With such kind of analysis, we can have a deep look at the oxidative status. We can observe if a molecule allows a better preservation of cell defenses than another and thus establish a pertinent classification of protection levels of each of the tested products.

Such integrative explanation can only be performed because our platform launches all analyzes simultaneously avoiding any specimen material degradation and generates highly accurate results for every parameter. Precision and simultaneity are the keys of best quality in metabolism exploration.

OUR UNIQUE EXPERTISE ON METABOLISM EXPLORATION

We have launch INTEGRACELL to bring you our capacities to carry out high quality functional metabolism exploration analyses on your privileged biological model. But with our services, our study results include not only raw data but also supportive information assisting your understanding of observed metabolic changes. Indeed, once we analyzed the data in an anonymous way, and sent the results to you, we will communicate with you about the values we observed. Then, once the anonymity is removed, we recontact you to exchange on a first interpretation, according to other data you would like to communicate to us.

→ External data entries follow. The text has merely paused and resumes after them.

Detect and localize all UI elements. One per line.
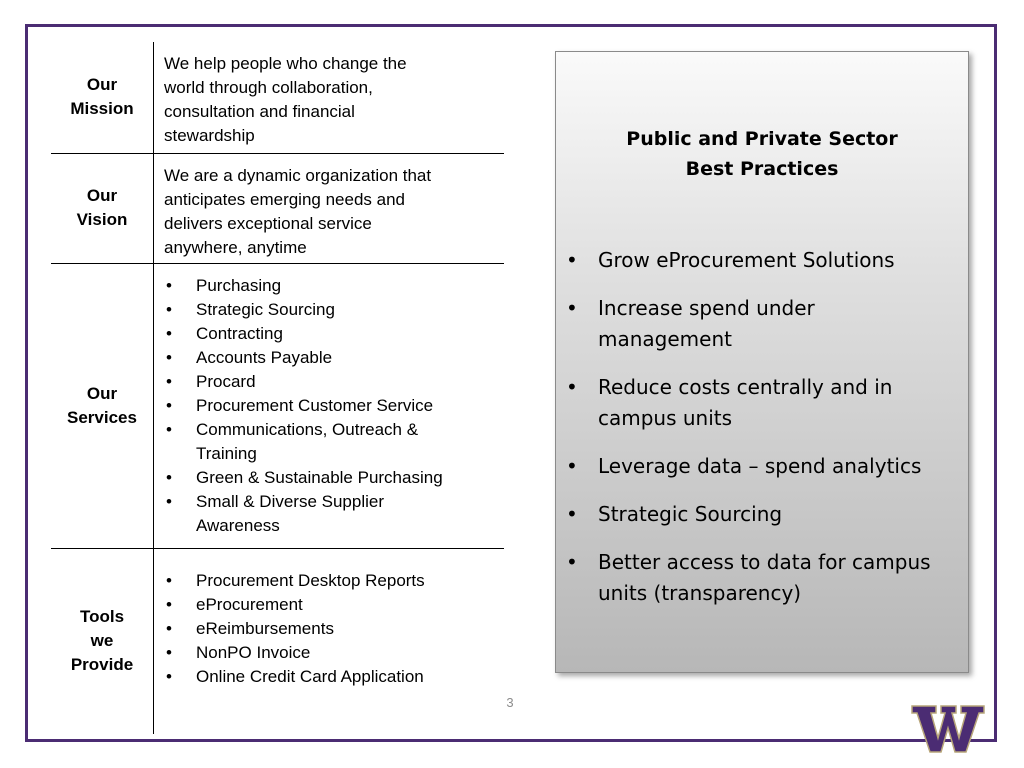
list-item — [164, 370, 504, 394]
list-item — [164, 418, 504, 466]
row-content — [154, 153, 505, 263]
label-line: Services — [67, 407, 137, 427]
list-item — [164, 617, 504, 641]
item-line: • Green & Sustainable Purchasing — [196, 467, 443, 487]
list-item — [164, 346, 504, 370]
list-item — [566, 245, 948, 276]
item-line: Training — [196, 443, 257, 463]
list-item — [164, 569, 504, 593]
uw-w-logo-icon — [910, 702, 986, 756]
row-label — [51, 153, 154, 263]
list-item — [164, 466, 504, 490]
vision-row — [51, 153, 504, 263]
label-line: Vision — [76, 210, 128, 229]
list-item — [566, 547, 948, 609]
item-line: • Reduce costs centrally and in — [598, 375, 893, 399]
text-line: We are a dynamic organization that — [164, 165, 432, 185]
row-content — [154, 263, 505, 548]
text-line: consultation and financial — [164, 102, 355, 121]
label-line: Tools — [79, 607, 125, 627]
label-line: Our — [86, 75, 118, 95]
best-practices-panel — [555, 51, 969, 673]
label-line: Mission — [70, 99, 134, 119]
mission-table — [51, 42, 504, 734]
list-item — [164, 322, 504, 346]
item-line: • Procurement Customer Service — [196, 395, 434, 415]
list-item — [164, 593, 504, 617]
label-line: Provide — [70, 655, 134, 675]
item-line: • eReimbursements — [196, 618, 334, 638]
text-line: We help people who change the — [164, 54, 407, 73]
list-item — [566, 451, 948, 482]
item-line: • Small & Diverse Supplier — [196, 491, 385, 511]
title-line: Best Practices — [685, 158, 839, 180]
item-line: • Leverage data – spend analytics — [598, 454, 922, 478]
row-content — [154, 548, 505, 734]
panel-title — [556, 124, 968, 184]
row-label — [51, 263, 154, 548]
item-line: • Strategic Sourcing — [598, 502, 783, 526]
item-line: • Procurement Desktop Reports — [196, 570, 425, 590]
list-item — [566, 499, 948, 530]
list-item — [164, 274, 504, 298]
item-line: management — [598, 327, 732, 351]
item-line: units (transparency) — [598, 581, 802, 605]
list-item — [164, 665, 504, 689]
list-item — [164, 490, 504, 538]
list-item — [164, 394, 504, 418]
page-number: 3 — [506, 695, 514, 710]
text-line: anywhere, anytime — [164, 237, 307, 257]
label-line: Our — [86, 383, 118, 403]
row-content — [154, 42, 505, 153]
item-line: • Accounts Payable — [196, 347, 333, 367]
label-line: we — [90, 631, 114, 651]
list-item — [566, 293, 948, 355]
list-item — [566, 372, 948, 434]
text-line: world through collaboration, — [164, 78, 373, 97]
item-line: Awareness — [196, 515, 280, 535]
item-line: • Strategic Sourcing — [196, 299, 335, 319]
best-practices-list — [566, 245, 948, 626]
item-line: • Purchasing — [196, 275, 282, 295]
item-line: • Contracting — [196, 323, 283, 343]
list-item — [164, 641, 504, 665]
item-line: campus units — [598, 406, 733, 430]
label-line: Our — [86, 186, 118, 205]
item-line: • Better access to data for campus — [598, 550, 931, 574]
list-item — [164, 298, 504, 322]
item-line: • Increase spend under — [598, 296, 815, 320]
tools-row — [51, 548, 504, 734]
item-line: • NonPO Invoice — [196, 642, 311, 662]
text-line: stewardship — [164, 126, 255, 145]
text-line: delivers exceptional service — [164, 213, 372, 233]
item-line: • Online Credit Card Application — [196, 666, 424, 686]
text-line: anticipates emerging needs and — [164, 189, 405, 209]
item-line: • Communications, Outreach & — [196, 419, 419, 439]
mission-row — [51, 42, 504, 153]
tools-list — [164, 569, 504, 689]
item-line: • Procard — [196, 371, 256, 391]
item-line: • Grow eProcurement Solutions — [598, 248, 895, 272]
title-line: Public and Private Sector — [626, 128, 898, 150]
row-label — [51, 548, 154, 734]
item-line: • eProcurement — [196, 594, 303, 614]
services-list — [164, 274, 504, 538]
row-label — [51, 42, 154, 153]
services-row — [51, 263, 504, 548]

As our team is composed of experienced researchers, we can also help you go deeper into the interpretation of your results with a special contract services that includes scientific discussions based on a deep and comprehensive bibliography.

For the same reasons, we can also advise you on the realization of your experimental designs.

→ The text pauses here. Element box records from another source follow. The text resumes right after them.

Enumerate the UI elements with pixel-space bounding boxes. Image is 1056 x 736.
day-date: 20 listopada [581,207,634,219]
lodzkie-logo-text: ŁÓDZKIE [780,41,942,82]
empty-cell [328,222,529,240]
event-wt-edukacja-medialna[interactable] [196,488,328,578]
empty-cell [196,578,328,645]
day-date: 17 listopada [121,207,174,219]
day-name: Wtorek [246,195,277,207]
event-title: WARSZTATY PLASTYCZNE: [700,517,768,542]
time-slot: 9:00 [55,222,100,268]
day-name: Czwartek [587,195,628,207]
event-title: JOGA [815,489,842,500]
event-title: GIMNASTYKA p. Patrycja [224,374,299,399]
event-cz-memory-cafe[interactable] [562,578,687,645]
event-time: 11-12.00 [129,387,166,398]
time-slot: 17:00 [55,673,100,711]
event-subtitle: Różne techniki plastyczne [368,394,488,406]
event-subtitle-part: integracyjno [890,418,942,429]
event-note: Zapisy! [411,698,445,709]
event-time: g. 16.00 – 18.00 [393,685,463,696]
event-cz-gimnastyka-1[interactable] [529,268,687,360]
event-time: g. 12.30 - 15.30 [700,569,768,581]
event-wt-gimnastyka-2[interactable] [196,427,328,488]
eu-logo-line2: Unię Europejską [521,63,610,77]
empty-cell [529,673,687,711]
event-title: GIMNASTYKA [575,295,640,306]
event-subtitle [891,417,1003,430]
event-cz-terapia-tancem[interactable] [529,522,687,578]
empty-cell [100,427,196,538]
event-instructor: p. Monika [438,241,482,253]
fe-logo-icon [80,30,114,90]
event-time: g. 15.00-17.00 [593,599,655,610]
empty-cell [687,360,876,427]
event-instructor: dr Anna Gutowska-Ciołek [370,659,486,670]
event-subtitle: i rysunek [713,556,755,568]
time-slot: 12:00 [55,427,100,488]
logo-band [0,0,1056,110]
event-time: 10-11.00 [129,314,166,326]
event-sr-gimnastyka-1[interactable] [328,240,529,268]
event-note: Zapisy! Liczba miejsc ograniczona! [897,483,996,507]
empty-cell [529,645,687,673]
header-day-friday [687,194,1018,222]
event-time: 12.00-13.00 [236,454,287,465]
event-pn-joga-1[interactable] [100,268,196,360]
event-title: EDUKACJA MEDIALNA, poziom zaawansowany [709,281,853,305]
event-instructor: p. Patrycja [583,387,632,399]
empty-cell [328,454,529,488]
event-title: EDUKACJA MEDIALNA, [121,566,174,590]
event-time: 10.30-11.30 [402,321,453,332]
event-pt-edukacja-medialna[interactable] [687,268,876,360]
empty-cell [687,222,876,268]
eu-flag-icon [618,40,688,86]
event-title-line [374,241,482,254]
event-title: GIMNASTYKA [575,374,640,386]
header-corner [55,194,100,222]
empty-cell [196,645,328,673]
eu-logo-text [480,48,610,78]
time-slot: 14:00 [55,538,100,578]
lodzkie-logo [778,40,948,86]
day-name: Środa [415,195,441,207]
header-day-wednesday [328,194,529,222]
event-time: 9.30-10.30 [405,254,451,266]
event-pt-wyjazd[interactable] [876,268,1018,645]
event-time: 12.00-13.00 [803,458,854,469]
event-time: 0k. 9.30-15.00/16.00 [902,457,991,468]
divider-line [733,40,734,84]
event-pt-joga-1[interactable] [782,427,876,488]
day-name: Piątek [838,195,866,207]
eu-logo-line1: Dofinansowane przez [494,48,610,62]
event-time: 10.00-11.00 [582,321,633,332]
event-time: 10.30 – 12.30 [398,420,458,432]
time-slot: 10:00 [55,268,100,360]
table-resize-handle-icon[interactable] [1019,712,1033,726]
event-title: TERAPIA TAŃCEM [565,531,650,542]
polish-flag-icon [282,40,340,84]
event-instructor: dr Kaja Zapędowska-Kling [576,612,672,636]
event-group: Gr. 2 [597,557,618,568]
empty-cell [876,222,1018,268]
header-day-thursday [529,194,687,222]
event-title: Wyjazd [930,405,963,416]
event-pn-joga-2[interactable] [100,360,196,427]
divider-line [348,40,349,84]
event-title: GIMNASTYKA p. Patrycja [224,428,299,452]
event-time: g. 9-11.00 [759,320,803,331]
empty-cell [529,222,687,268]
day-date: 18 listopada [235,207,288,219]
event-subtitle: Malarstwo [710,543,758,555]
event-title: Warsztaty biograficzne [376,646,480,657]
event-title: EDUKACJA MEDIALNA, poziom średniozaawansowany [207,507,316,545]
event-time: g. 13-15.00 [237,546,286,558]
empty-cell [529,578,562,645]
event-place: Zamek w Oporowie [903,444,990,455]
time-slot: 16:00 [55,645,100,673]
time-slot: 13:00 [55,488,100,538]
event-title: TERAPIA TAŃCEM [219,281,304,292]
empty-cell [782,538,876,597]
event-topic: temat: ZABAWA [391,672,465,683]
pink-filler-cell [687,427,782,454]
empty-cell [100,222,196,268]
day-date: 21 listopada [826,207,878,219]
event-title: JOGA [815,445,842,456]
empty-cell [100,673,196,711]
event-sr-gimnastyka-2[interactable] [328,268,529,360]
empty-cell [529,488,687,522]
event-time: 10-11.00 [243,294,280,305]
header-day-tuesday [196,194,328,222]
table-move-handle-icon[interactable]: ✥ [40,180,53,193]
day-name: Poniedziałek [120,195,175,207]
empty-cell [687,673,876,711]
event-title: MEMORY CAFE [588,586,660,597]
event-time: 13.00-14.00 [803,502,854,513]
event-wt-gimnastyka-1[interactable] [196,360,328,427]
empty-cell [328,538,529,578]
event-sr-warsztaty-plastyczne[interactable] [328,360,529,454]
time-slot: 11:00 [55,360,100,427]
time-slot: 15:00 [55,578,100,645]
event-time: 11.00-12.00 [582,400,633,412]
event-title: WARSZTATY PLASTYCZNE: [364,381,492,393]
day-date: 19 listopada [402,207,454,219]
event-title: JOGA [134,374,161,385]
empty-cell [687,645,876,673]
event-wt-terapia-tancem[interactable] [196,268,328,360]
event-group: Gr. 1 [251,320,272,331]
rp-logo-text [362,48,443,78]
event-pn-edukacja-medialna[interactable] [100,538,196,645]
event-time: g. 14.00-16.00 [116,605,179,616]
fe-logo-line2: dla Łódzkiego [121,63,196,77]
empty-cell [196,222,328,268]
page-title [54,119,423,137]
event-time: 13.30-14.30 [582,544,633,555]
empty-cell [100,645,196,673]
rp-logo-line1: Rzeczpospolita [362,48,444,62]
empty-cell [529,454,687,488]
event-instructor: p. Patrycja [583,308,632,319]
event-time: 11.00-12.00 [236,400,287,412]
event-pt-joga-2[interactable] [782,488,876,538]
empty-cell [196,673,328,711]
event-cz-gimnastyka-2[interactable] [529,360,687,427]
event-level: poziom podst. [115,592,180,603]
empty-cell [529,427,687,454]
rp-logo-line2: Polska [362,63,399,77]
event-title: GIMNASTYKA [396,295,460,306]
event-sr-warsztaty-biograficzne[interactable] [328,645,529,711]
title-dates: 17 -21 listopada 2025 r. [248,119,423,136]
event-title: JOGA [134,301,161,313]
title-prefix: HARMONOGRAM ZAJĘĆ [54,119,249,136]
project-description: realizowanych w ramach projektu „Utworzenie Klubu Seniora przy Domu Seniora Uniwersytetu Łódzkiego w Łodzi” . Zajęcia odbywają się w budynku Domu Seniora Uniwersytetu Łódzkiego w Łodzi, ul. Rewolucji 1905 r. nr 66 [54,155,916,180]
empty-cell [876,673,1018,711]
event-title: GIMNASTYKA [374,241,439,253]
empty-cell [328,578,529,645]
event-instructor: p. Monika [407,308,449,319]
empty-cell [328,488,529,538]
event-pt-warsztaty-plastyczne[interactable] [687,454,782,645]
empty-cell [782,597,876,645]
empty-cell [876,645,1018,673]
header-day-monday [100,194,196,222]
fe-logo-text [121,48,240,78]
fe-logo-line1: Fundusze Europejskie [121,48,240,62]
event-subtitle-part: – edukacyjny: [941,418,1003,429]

Beyond the services offered in our specific catalog, we are associated with other industrial and academic partners, which allow us to offer you also other complementary analyses. Do not hesitate to contact us, so that we can define with you the most appropriate analyses or panel to answer your question(s).

OUR METABOLISM EXPLORATION FLOW CHART

We do not have our own cellular or animal models. We prefer that our clients use the same models that they are used to and for which they already have a whole history of data.

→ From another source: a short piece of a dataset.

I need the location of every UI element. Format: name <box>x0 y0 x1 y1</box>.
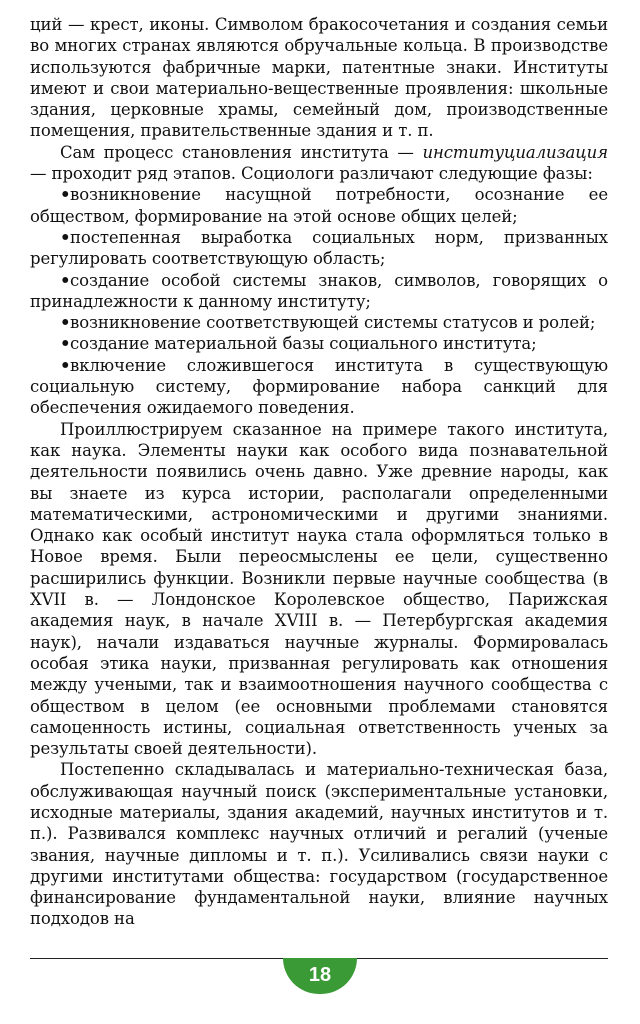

We receive from our customers, CRO or industries, frozen samples: scraped cells, dry cell pellets; tissue biopsies; explants; blood samples; etc… (for more information, see our specimen collection procedure)

The transport must be performed on dry ice. You will receive a confirmation e-mail as soon as the samples have arrived in our laboratory.

The samples are sent anonymized, (if they are not, we will anonymize them for processing).

Except in special cases, we send you, after two weeks, an Excel sheet with the raw results, informing you of particular points that may concern technical aspect of certain results. You then can lift anonymity, and if you wish, give us some informations about the different groups, at least providing us the group you consider to be the control group.

We reclassify the data and bring the groups together. We will then inform you of any results that we consider to be outliers or at least curious. After taking a few days to think about the results, we organize a results meeting where we will give you our interpretation of the observed results. This meeting usually lasts one hour.

If we agree, we send you a draft report.

We can still have some exchanges by e-mail about it. Then, as a rule, you will receive the final report about 4 weeks after samples receipt.